Many codebases start to feel like this eventually. There is a voice in the back of your mind saying, “We will need to re-write this eventually. This code is a duct-taped mess.” But, the “eventually” rarely, if ever, comes. Until things break drastically, very few shops have the resources and the discipline to pause for “the big rewrite.” And as we know from Joel Spolsky, a “big rewrite” is also almost always a mistake.

Circling back to the original article, what the author is advocating for is a new project. Not even a rewrite, but a complete re-envisioning of how to interact with code. It sounds really interesting and I’ll certainly keep an eye on that project throughout the years. However, this is a passion project. In corporate codebases, we often don’t have the luxury of doing a “big rewrite” where the results may not be realized for years.

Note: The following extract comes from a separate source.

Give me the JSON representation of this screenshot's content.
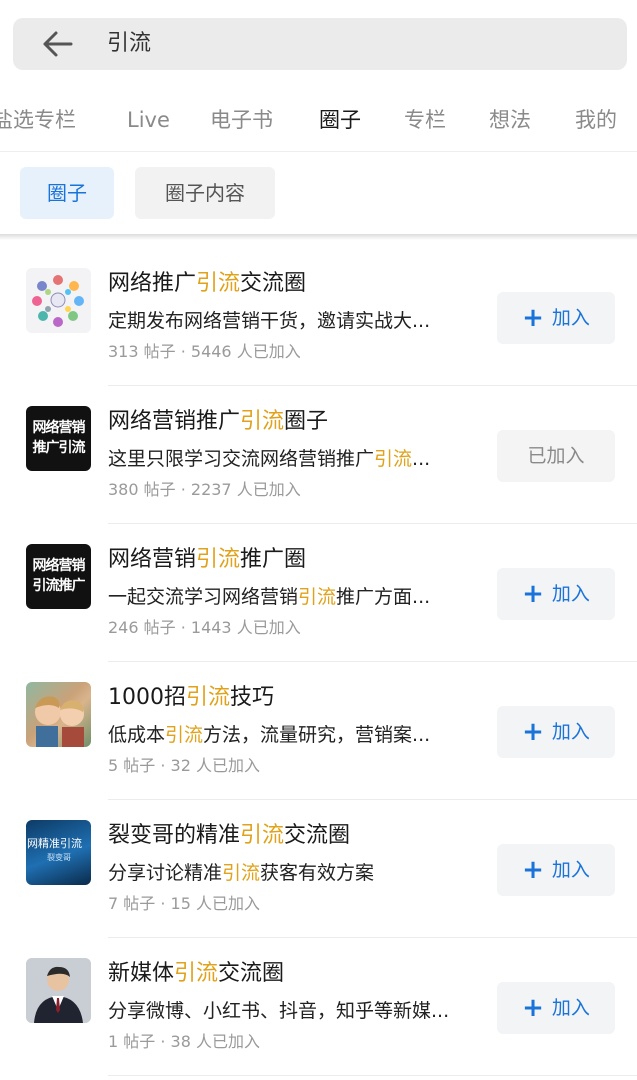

We recommend finding “seams” in your code where managed services can be swapped in to replace their aging, bespoke counterparts. Do you have a predictive model that has been maintained for years and starting to need constant tuning and retraining? Replace it with SageMaker. Some code to extract tabular data from PDF that keeps breaking and is dependent on an ancient version of Java? Swap that out for Textract! By reducing your code footprint, you can empower your developers to focus on your code's critical and value-adding parts. Rather than see the lines of code in your organization as a bragging point, start thinking about value per line.

tl;dr

Most corporate code bases consist of utility code, such as ETL, running simple ML models, validating data, etc. Over time, these codebases become brittle, and better ways of doing things can’t be implemented without breaking the many layers of code written on top of them. These can be replaced by AWS managed services. This will free up time and resources to focus on the core value-adding code which truly differentiates your business.